The Marvel Cinematic Universe has been around for eleven years, resulted in twenty-one movies, and made a grand total of—let me crunch the numbers—eleventy trillion dollars. Marvel Studios has enough money to make whatever kind of movie they want: special effects smorgasbords? Check. Talking space raccoon? You got it. A female lead? Well, that’ll take over a decade. But here we are in 2019 and Captain Marvel has finally arrived, and while it’s certainly too late, hopefully it’s not too little.
When Captain Marvel kicks off, our hero is living on the planet Hala and going by ‘Vers’. That was the name given to her by the Kree, an alien race that rescued Vers and donated their blood to save her after an unspecified disaster. The Kree are at war with the Skrulls, a race of shapeshifters who are ravaging Kree border planets, and Vers is part of an elite military force that’s out to stop them. Their mission takes Vers to a more unfamiliar planet with even stranger terms: Earth in 1995.
It’s not her first time on Earth, but she doesn’t know it. Vers is an amnesiac who’s haunted by flashes of her forgotten past, which Captain Marvel hints at by having Vers say something to the effect of “I’m an amnesiac who’s haunted by flashes of my forgotten past” three times within the first ten minutes. Rather than finding an interesting way to introduce us to Vers (otherwise known as Carol Danvers), the movie just has her describe herself in casual conversation.
Such clumsiness is sometimes to be expected from the opening scenes of a comic book movie—but Captain Marvel doesn’t develop Carol Danvers beyond her surface level descriptions. She doesn’t have a character arc. She hardly undergoes an internal struggle. For the entirety of the movie, Carol is the same stalwart, cool, and collected hero, and she simply directs her unwavering power towards whatever problems arise. The only thing that changes about her is how much she knows. One starts to get a sense of how uninteresting Superman would be without kryptonite.
It’s not just the protagonist that’s thinly sketched. The movie’s central conflict is the war between the Kree and the Skrulls, which we barely get to know before Carol crash-lands on Earth. She then veers off to find her lost memories, but the plot is still largely driven by the Kree-Skrull conflict—and it’s hard to feel invested in that conflict without a closer look into what’s driving it. More details are given late into the movie, but by then, we’ve spent a lot of time watching a war without a reason to care about who wins.
Things spice up a bit when Nick Fury joins the game, because we’re familiar with the character and because he’s Samuel L. Jackson. Other side characters don’t fare as well: we’re asked to care about people from Carol’s past when we know as little about them as amnesiac Carol does. Everybody’s a bunch of blank slates. The screenplay for Captain Marvel wasn’t in need of touching up; it was in need of a full rewrite.

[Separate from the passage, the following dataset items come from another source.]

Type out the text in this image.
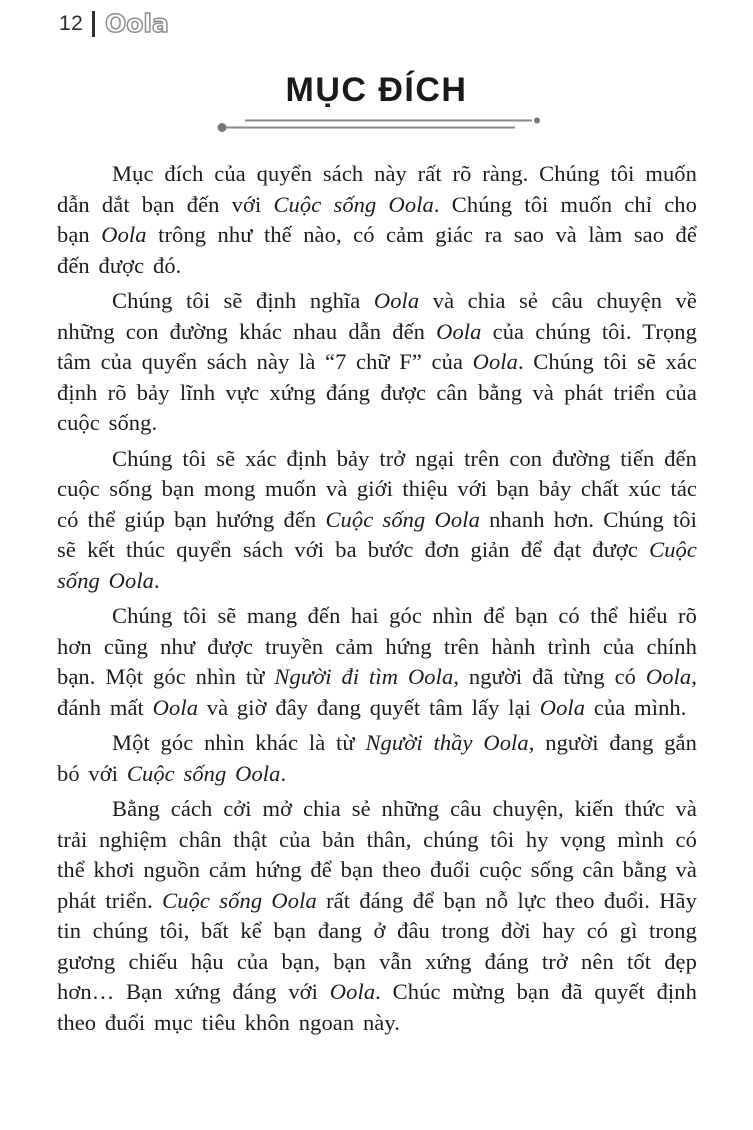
12 Oola
MỤC ĐÍCH

Mục đích của quyển sách này rất rõ ràng. Chúng tôi muốn dẫn dắt bạn đến với Cuộc sống Oola. Chúng tôi muốn chỉ cho bạn Oola trông như thế nào, có cảm giác ra sao và làm sao để đến được đó.

Chúng tôi sẽ định nghĩa Oola và chia sẻ câu chuyện về những con đường khác nhau dẫn đến Oola của chúng tôi. Trọng tâm của quyển sách này là “7 chữ F” của Oola. Chúng tôi sẽ xác định rõ bảy lĩnh vực xứng đáng được cân bằng và phát triển của cuộc sống.

Chúng tôi sẽ xác định bảy trở ngại trên con đường tiến đến cuộc sống bạn mong muốn và giới thiệu với bạn bảy chất xúc tác có thể giúp bạn hướng đến Cuộc sống Oola nhanh hơn. Chúng tôi sẽ kết thúc quyển sách với ba bước đơn giản để đạt được Cuộc sống Oola.

Chúng tôi sẽ mang đến hai góc nhìn để bạn có thể hiểu rõ hơn cũng như được truyền cảm hứng trên hành trình của chính bạn. Một góc nhìn từ Người đi tìm Oola, người đã từng có Oola, đánh mất Oola và giờ đây đang quyết tâm lấy lại Oola của mình.

Một góc nhìn khác là từ Người thầy Oola, người đang gắn bó với Cuộc sống Oola.

Bằng cách cởi mở chia sẻ những câu chuyện, kiến thức và trải nghiệm chân thật của bản thân, chúng tôi hy vọng mình có thể khơi nguồn cảm hứng để bạn theo đuổi cuộc sống cân bằng và phát triển. Cuộc sống Oola rất đáng để bạn nỗ lực theo đuổi. Hãy tin chúng tôi, bất kể bạn đang ở đâu trong đời hay có gì trong gương chiếu hậu của bạn, bạn vẫn xứng đáng trở nên tốt đẹp hơn… Bạn xứng đáng với Oola. Chúc mừng bạn đã quyết định theo đuổi mục tiêu khôn ngoan này.
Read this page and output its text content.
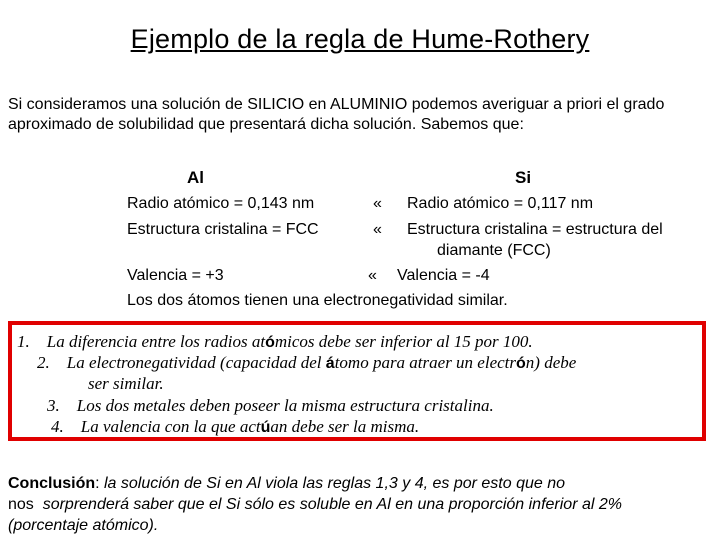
Ejemplo de la regla de Hume-Rothery
Si consideramos una solución de SILICIO en ALUMINIO podemos averiguar a priori el grado aproximado de solubilidad que presentará dicha solución. Sabemos que:
Al	Si
Radio atómico = 0,143 nm	« Radio atómico = 0,117 nm
Estructura cristalina = FCC	« Estructura cristalina = estructura del
diamante (FCC)
Valencia = +3	« Valencia = -4
Los dos átomos tienen una electronegatividad similar.
1. La diferencia entre los radios atómicos debe ser inferior al 15 por 100.
2. La electronegatividad (capacidad del átomo para atraer un electrón) debe
ser similar.
3. Los dos metales deben poseer la misma estructura cristalina.
4. La valencia con la que actúan debe ser la misma.
Conclusión: la solución de Si en Al viola las reglas 1,3 y 4, es por esto que no
nos  sorprenderá saber que el Si sólo es soluble en Al en una proporción inferior al 2%
(porcentaje atómico).
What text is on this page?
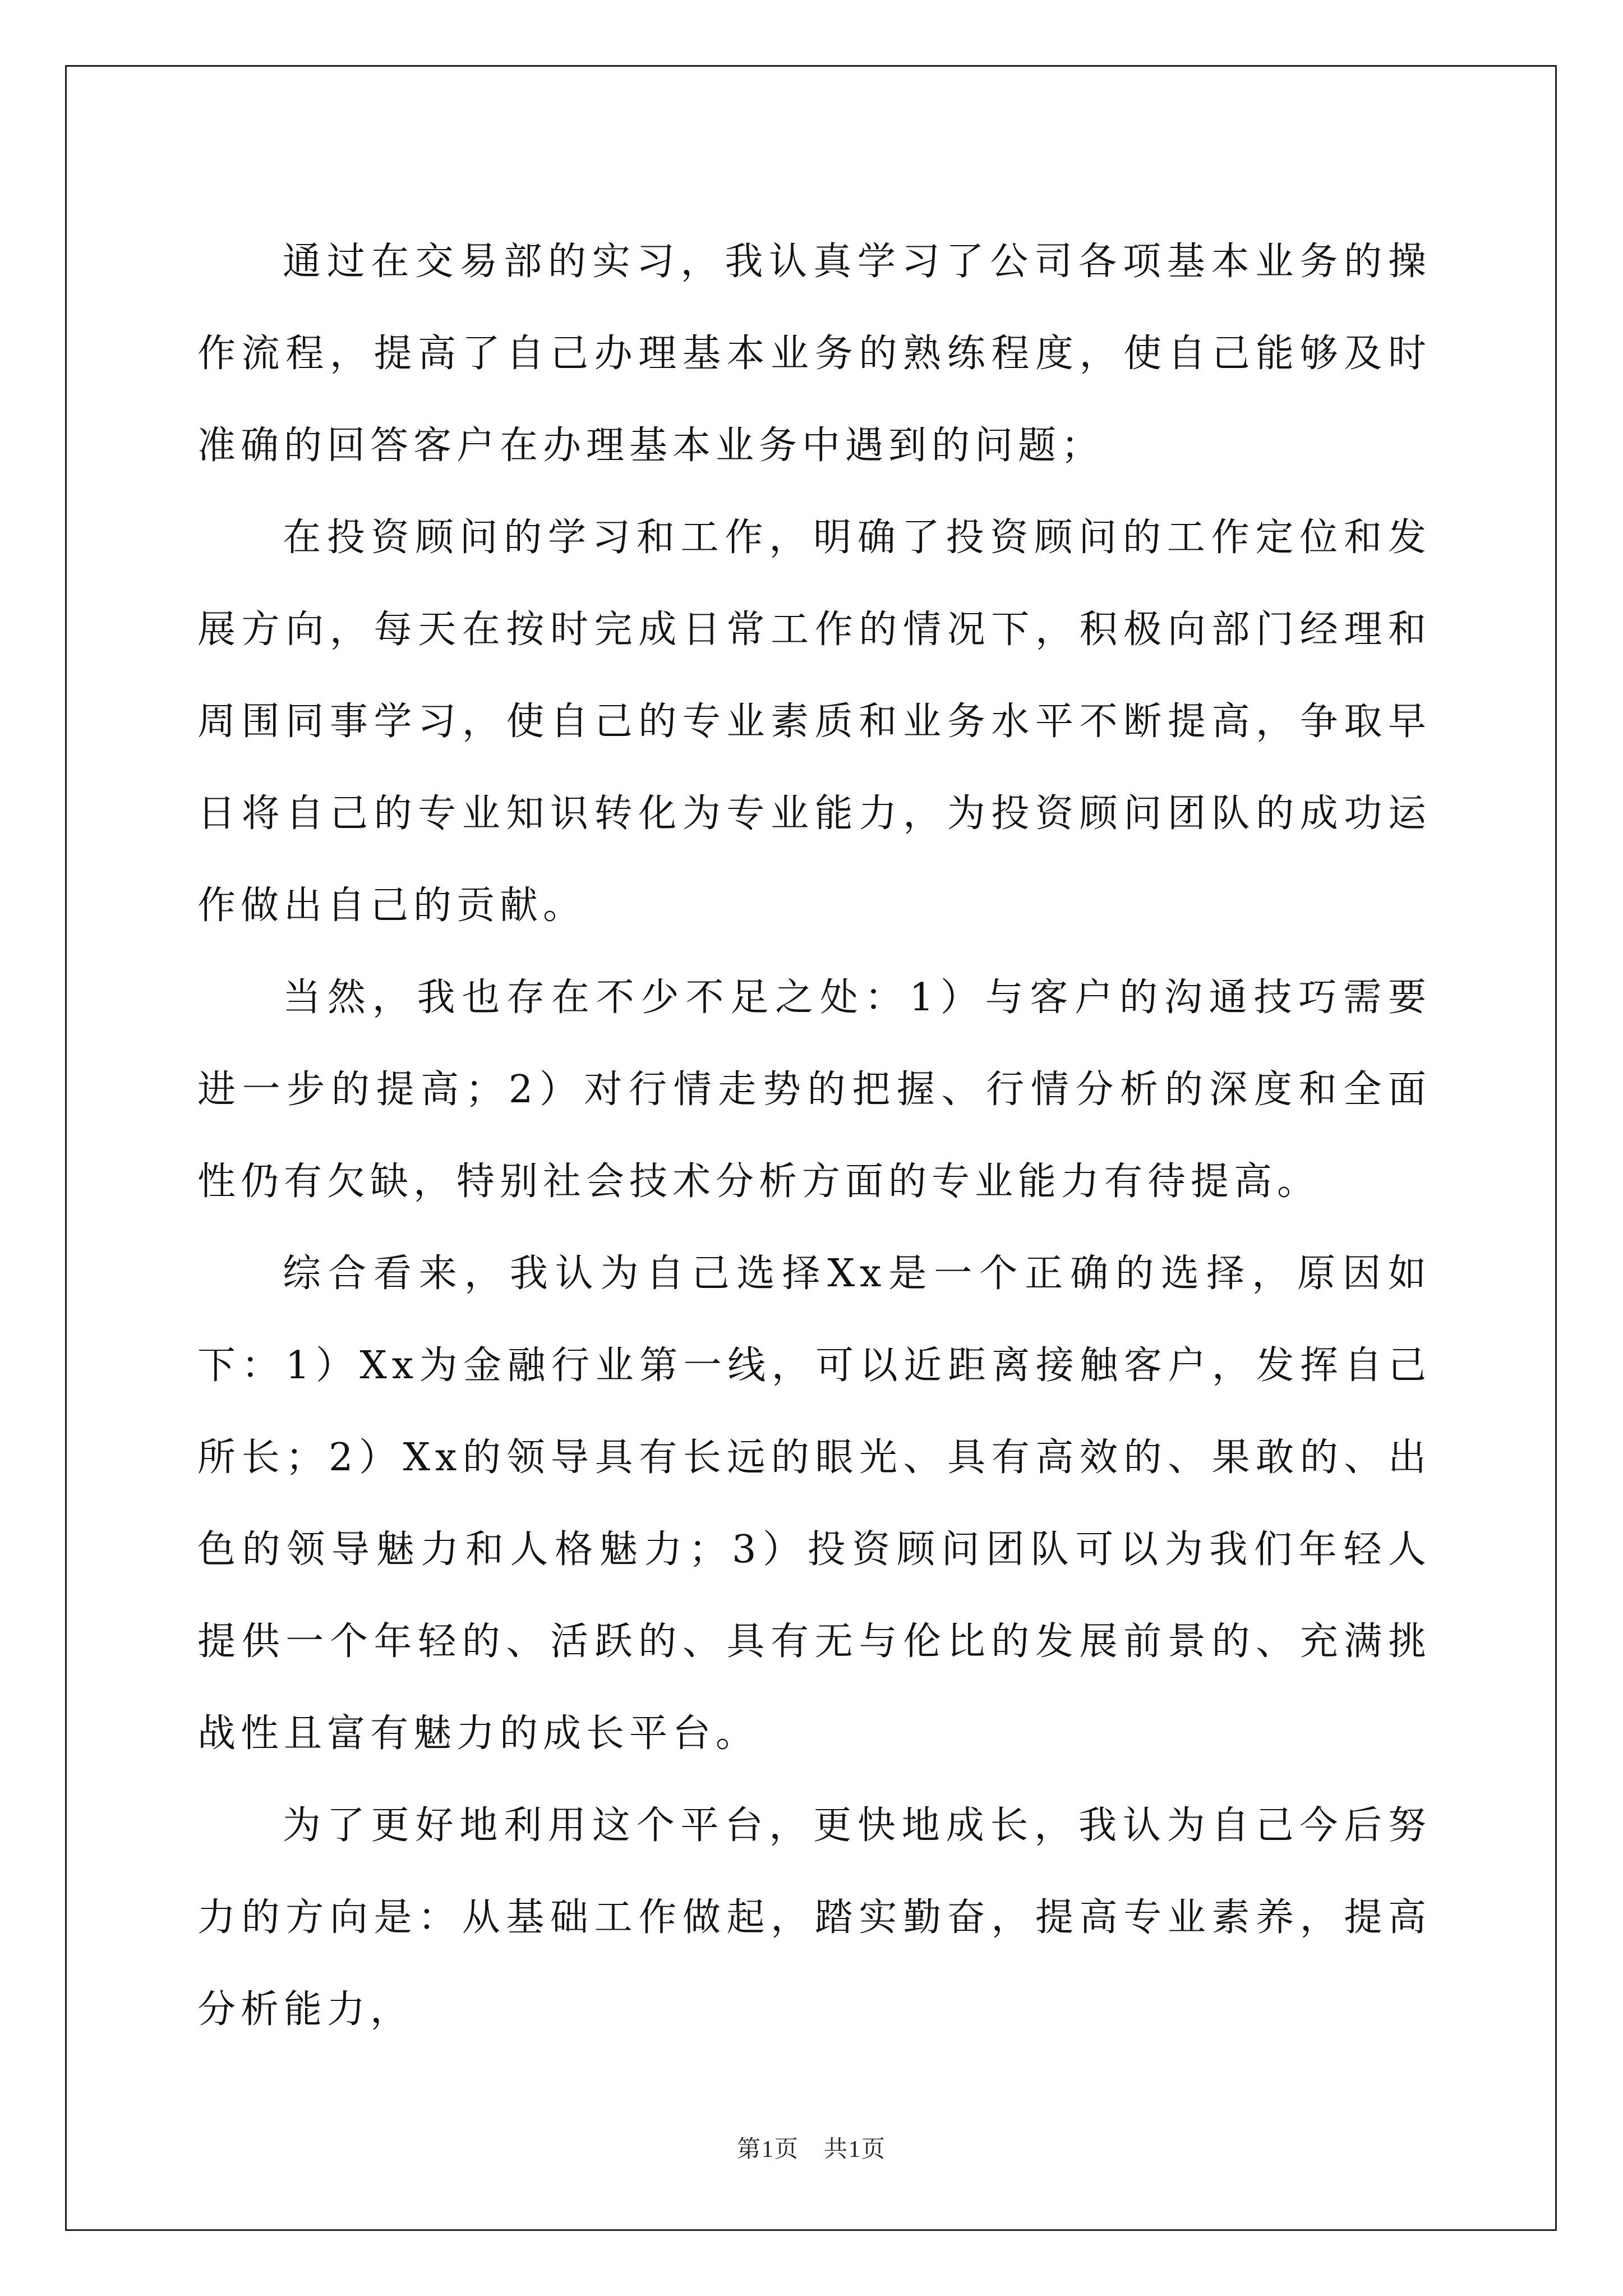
通过在交易部的实习，我认真学习了公司各项基本业务的操作流程，提高了自己办理基本业务的熟练程度，使自己能够及时准确的回答客户在办理基本业务中遇到的问题；

在投资顾问的学习和工作，明确了投资顾问的工作定位和发展方向，每天在按时完成日常工作的情况下，积极向部门经理和周围同事学习，使自己的专业素质和业务水平不断提高，争取早日将自己的专业知识转化为专业能力，为投资顾问团队的成功运作做出自己的贡献。

当然，我也存在不少不足之处：1）与客户的沟通技巧需要进一步的提高；2）对行情走势的把握、行情分析的深度和全面性仍有欠缺，特别社会技术分析方面的专业能力有待提高。

综合看来，我认为自己选择Xx是一个正确的选择，原因如下：1）Xx为金融行业第一线，可以近距离接触客户，发挥自己所长；2）Xx的领导具有长远的眼光、具有高效的、果敢的、出色的领导魅力和人格魅力；3）投资顾问团队可以为我们年轻人提供一个年轻的、活跃的、具有无与伦比的发展前景的、充满挑战性且富有魅力的成长平台。

为了更好地利用这个平台，更快地成长，我认为自己今后努力的方向是：从基础工作做起，踏实勤奋，提高专业素养，提高分析能力，

第1页　共1页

Thankfully, the performances are first-rate all around. Ben Mendelsohn is deliciously droll as the leader of the Skrulls, and Annette Bening could improve any movie with her mere presence. Perhaps most impressive is Sam Jackson, and not because of his acting—the digital de-aging work done on him is flat out astounding. With these visual effects, actors might never truly die.
The star of the show is, of course, Brie Larson, who lights Carol up with color even when the screenplay leaves her black and white. Larson has been seen as a real-life feminist hero, and that comes through loud and clear in her performance. The determination in her eyes relays a power and a humanity that cannot be denied. She earns every bit of the admiration she’s going to get from girls growing up on superhero movies.
It’s a shame that the rest of the movie can’t rise up to meet her level. Captain Marvel will inevitably be compared to DC’s Wonder Woman, since there’s still an appalling inequality between comic book movies fronted by men and those fronted by women. Wonder Woman has a perfectly directed, perfectly shot moment in which the hero steps into danger when the men around her are cowering in fear. Patty Jenkins’ cinematic alchemy elevated that moment into something poignant and universal: it brought thousands of viewers to tears, including me. Captain Marvel doesn’t have a moment like that. The action scenes are shot so listlessly that they border on boring. It feels like a chore to get done before Endgame. The movie’s feminism is deeply necessary, but Marvel Studios deserves the blame for phoning this opportunity in.